🤖 AI Summary
This paper investigates the theoretical foundations and algorithmic design for the {s,t}-separating principal partition sequence of submodular functions. Characterizing and constructing such sequences—previously unexplored—poses fundamental challenges in submodular optimization, graph connectivity, and hypergraph orientation. Method: We formally define the {s,t}-separating principal partition sequence, prove its existence, and devise the first polynomial-time constructive algorithm by integrating submodular analysis, principal partition theory, greedy optimization, and tools from graph theory and combinatorial optimization. Contributions: (1) A complete theoretical framework for {s,t}-separating principal partition sequences; (2) An extension of principal partition structures to separation and network connectivity problems; (3) A constant-factor approximation algorithm for monotone submodular k-partition; (4) A polynomial-time hypergraph orientation algorithm satisfying both strong connectivity and {s,t}-connectivity constraints—advancing the theory and applicability of submodular optimization.
📝 Abstract
Narayanan and Fujishige showed the existence of the principal partition sequence of a submodular function, a structure with numerous applications in areas such as clustering, fast algorithms, and approximation algorithms.
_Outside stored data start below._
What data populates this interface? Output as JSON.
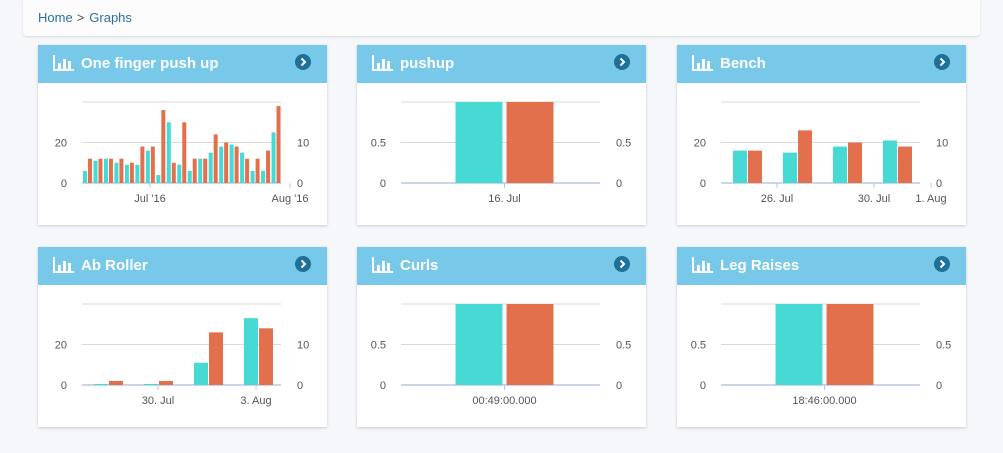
{
  "breadcrumb": {
    "home": "Home",
    "separator": ">",
    "current": "Graphs"
  },
  "colors": {
    "series1": "#47d9d3",
    "series2": "#e2704c",
    "header": "#78c8ea",
    "button": "#1f6f96",
    "grid": "#d9d9d9",
    "baseline": "#b8c8e0"
  },
  "cards": [
    {
      "title": "One finger push up",
      "chart_data": {
        "type": "bar",
        "x_axis": "time",
        "x_ticks": [
          "Jul '16",
          "Aug '16"
        ],
        "y_left": {
          "ticks": [
            "0",
            "20"
          ],
          "max": 40
        },
        "y_right": {
          "ticks": [
            "0",
            "10"
          ],
          "max": 20
        },
        "series": [
          {
            "axis": "left",
            "values": [
              6,
              11,
              12,
              10,
              9,
              9,
              16,
              4,
              30,
              9,
              6,
              12,
              15,
              18,
              19,
              15,
              6,
              6,
              25
            ]
          },
          {
            "axis": "right",
            "values": [
              6,
              6,
              6,
              6,
              5,
              9,
              9,
              18,
              5,
              15,
              6,
              6,
              12,
              10,
              9,
              6,
              6,
              8,
              19
            ]
          }
        ]
      }
    },
    {
      "title": "pushup",
      "chart_data": {
        "type": "bar",
        "categories": [
          "16. Jul"
        ],
        "y_left": {
          "ticks": [
            "0",
            "0.5"
          ],
          "max": 1
        },
        "y_right": {
          "ticks": [
            "0",
            "0.5"
          ],
          "max": 1
        },
        "series": [
          {
            "axis": "left",
            "values": [
              1
            ]
          },
          {
            "axis": "right",
            "values": [
              1
            ]
          }
        ]
      }
    },
    {
      "title": "Bench",
      "chart_data": {
        "type": "bar",
        "x_axis": "time",
        "x_ticks": [
          "26. Jul",
          "30. Jul",
          "1. Aug"
        ],
        "y_left": {
          "ticks": [
            "0",
            "20"
          ],
          "max": 40
        },
        "y_right": {
          "ticks": [
            "0",
            "10"
          ],
          "max": 20
        },
        "series": [
          {
            "axis": "left",
            "values": [
              16,
              15,
              18,
              21
            ]
          },
          {
            "axis": "right",
            "values": [
              8,
              13,
              10,
              9
            ]
          }
        ]
      }
    },
    {
      "title": "Ab Roller",
      "chart_data": {
        "type": "bar",
        "x_axis": "time",
        "x_ticks": [
          "30. Jul",
          "3. Aug"
        ],
        "y_left": {
          "ticks": [
            "0",
            "20"
          ],
          "max": 40
        },
        "y_right": {
          "ticks": [
            "0",
            "10"
          ],
          "max": 20
        },
        "series": [
          {
            "axis": "left",
            "values": [
              0.5,
              0.5,
              11,
              33
            ]
          },
          {
            "axis": "right",
            "values": [
              1,
              1,
              13,
              14
            ]
          }
        ]
      }
    },
    {
      "title": "Curls",
      "chart_data": {
        "type": "bar",
        "categories": [
          "00:49:00.000"
        ],
        "y_left": {
          "ticks": [
            "0",
            "0.5"
          ],
          "max": 1
        },
        "y_right": {
          "ticks": [
            "0",
            "0.5"
          ],
          "max": 1
        },
        "series": [
          {
            "axis": "left",
            "values": [
              1
            ]
          },
          {
            "axis": "right",
            "values": [
              1
            ]
          }
        ]
      }
    },
    {
      "title": "Leg Raises",
      "chart_data": {
        "type": "bar",
        "categories": [
          "18:46:00.000"
        ],
        "y_left": {
          "ticks": [
            "0",
            "0.5"
          ],
          "max": 1
        },
        "y_right": {
          "ticks": [
            "0",
            "0.5"
          ],
          "max": 1
        },
        "series": [
          {
            "axis": "left",
            "values": [
              1
            ]
          },
          {
            "axis": "right",
            "values": [
              1
            ]
          }
        ]
      }
    }
  ]
}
In this work, motivated by two applications, we develop a theory of ${s,t}$-separating principal partition sequence of a submodular function. We define this sequence, show its existence, and design a polynomial-time algorithm to construct it. We show two applications: (1) approximation algorithm for the ${s,t}$-separating submodular $k$-partitioning problem for monotone and posimodular functions and (2) polynomial-time algorithm for the hypergraph orientation problem of finding an orientation that simultaneously has strong connectivity at least $k$ and $(s,t)$-connectivity at least $ell$.